The plot of season 8 is far from incidental. It is complex, convoluted and conspiratorial. There are sub-plots and sub-plots within sub-plots. Yet it never loses us. Hollywood cop shows could learn from Spiral that it is possible to be complicated without losing your audience. All that’s needed are story lines we care about and a good editor who ties them all together.
Anyway, what happens in season 8 is that Laure’s crew, on probation after the rule-bending season 7 that concludes with Gilou taking one for the team, are tasked with investigating the murder of another Moroccan boy caught on video going at it hammer and tongs with Souleymane. It looks like an open and shut case: find the boy and get him to court. Needless to say, nothing is what it seems. Before you know it, we are deep into the show’s familiar territory – drugs, brutality, prostitution and child-trafficking – as ever without so much as a whiff of the Eiffel Tower, though at one point featuring a snapped view of the Arc de Triomphe. Gilou, presented to us not as a tortured soul but as a good man forced by circumstances to don his iron glove when needs must, is released from jail to infiltrate a criminal gang led by the odious, but strangely likeable, Cisco (Kool Shen) and his even more ghastly son, Tito (Pierre Caveur). The pair, in the midst of a cash crisis, decide that the way forward is to steal, simultaneously, from a drug lord and his Mr Big buyer.
It all goes hideously wrong, of course. And we wouldn’t have it any other way. Gilou is fatally compromised (again), Laure is forced to do the wrong thing for the right reason (again), Beckriche is obliged to loosen his tie and get down and dirty with the lads, and Ali, Laure’s acting second-in command, who has been persuaded to join a rival unit, ends up going along with the prevailing ethos that whatever works works, even coming up with a few refinements of his own.
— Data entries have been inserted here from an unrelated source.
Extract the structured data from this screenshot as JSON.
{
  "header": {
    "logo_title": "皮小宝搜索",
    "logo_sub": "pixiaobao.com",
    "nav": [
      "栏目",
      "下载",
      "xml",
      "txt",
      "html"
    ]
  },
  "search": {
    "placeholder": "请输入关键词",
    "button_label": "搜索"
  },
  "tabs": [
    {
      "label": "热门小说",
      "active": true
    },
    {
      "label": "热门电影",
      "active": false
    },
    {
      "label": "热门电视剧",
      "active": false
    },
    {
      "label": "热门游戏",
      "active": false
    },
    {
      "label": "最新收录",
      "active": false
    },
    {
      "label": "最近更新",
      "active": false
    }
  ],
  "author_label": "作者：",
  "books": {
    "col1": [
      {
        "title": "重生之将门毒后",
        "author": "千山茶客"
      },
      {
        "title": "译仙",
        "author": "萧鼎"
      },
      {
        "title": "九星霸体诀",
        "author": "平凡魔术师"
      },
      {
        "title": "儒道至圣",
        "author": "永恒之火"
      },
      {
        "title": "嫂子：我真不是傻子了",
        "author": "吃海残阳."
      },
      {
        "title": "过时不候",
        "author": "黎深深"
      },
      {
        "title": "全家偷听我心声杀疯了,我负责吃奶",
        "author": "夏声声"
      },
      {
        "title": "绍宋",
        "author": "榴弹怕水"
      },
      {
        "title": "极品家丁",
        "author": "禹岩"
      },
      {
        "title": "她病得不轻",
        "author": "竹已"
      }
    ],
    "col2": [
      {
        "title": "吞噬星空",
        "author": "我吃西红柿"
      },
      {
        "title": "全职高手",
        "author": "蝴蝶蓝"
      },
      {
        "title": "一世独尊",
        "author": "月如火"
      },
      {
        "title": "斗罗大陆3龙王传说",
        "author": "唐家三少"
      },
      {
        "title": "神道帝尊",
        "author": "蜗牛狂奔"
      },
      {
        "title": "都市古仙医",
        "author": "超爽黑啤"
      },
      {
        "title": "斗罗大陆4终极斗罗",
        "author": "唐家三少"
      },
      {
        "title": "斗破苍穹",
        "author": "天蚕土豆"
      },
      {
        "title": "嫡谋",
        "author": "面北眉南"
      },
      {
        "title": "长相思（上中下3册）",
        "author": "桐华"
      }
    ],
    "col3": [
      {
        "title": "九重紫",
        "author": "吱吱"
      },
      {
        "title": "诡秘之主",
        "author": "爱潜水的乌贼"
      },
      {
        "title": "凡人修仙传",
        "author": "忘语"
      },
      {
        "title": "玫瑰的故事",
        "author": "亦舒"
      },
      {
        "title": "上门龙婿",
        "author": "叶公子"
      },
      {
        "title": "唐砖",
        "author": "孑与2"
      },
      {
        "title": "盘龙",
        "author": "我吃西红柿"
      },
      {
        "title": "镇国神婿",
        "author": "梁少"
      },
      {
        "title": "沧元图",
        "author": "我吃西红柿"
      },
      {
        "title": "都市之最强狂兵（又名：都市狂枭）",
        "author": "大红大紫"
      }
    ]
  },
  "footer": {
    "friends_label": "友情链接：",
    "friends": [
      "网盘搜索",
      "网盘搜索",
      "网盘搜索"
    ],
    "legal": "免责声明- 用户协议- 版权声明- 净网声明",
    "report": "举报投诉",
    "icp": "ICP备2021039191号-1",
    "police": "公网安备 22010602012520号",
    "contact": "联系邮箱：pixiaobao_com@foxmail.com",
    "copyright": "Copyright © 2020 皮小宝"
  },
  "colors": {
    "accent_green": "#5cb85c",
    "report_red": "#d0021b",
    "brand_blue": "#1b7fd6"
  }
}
The result? Case closed and surviving bad guys on their way to the slammer. The difference this time is that with the end in sight, we, as the long-suffering viewers, perched on the edges of our sofas, have to be offered closure. Which we are. Even as the forensic team turn up in their bunny suits to wheel off the bodies, there is a palpable atmosphere of, the Hell with City Hall, when you need a job done who you gonna call?
I haven’t had time to mourn the departure of old favourites who got pensioned off after Season 7. These include the lugubrious, infinitely flexible Judge, François Roban (Philippe Duclos); the do-it-by-the-book (please!) team stalwart “Tintin” (Fred Bianconi), who departs from the rule book only under protest; and Beckriche’s slightly dodgy predecessor, Commissaire Herville (Nicolas Briançon), who soldiered through 49 episodes before being gunned down in a Chinese restaurant.
And I haven’t even mentioned Commissaire Brémont (Bruno Debrandt), Laure’s much put-upon ex and the father of their child, who deals with the fact that Laure and Gilou are plainly an item with what you’d have to call admirable sang froid. I will even spare a tear for Brémont’s newly appointed investigating magistrate, the 17-year-old Judge Vargas (Sébastien Chassagne), always ready to do what has to be done so long as it benefits his career. We have all met a Vargas and hope not to meet him again.
And there you have it: sustained brilliance for eight years, knocking Bosch and Line of Duty into a cocked hat. Chapeaux to the production team, directors, camera crew and writers, all too numerous to mention. They did us proud. and three cheers for Paris, revealed to us as a real city, not a travel-guide confection. As for Laure and Gilou, I shall miss them like family. Joséphine and Edelan, too. And le pauvre Commissaire Beckriche. It’s just not fair. Hand me the Kleenex.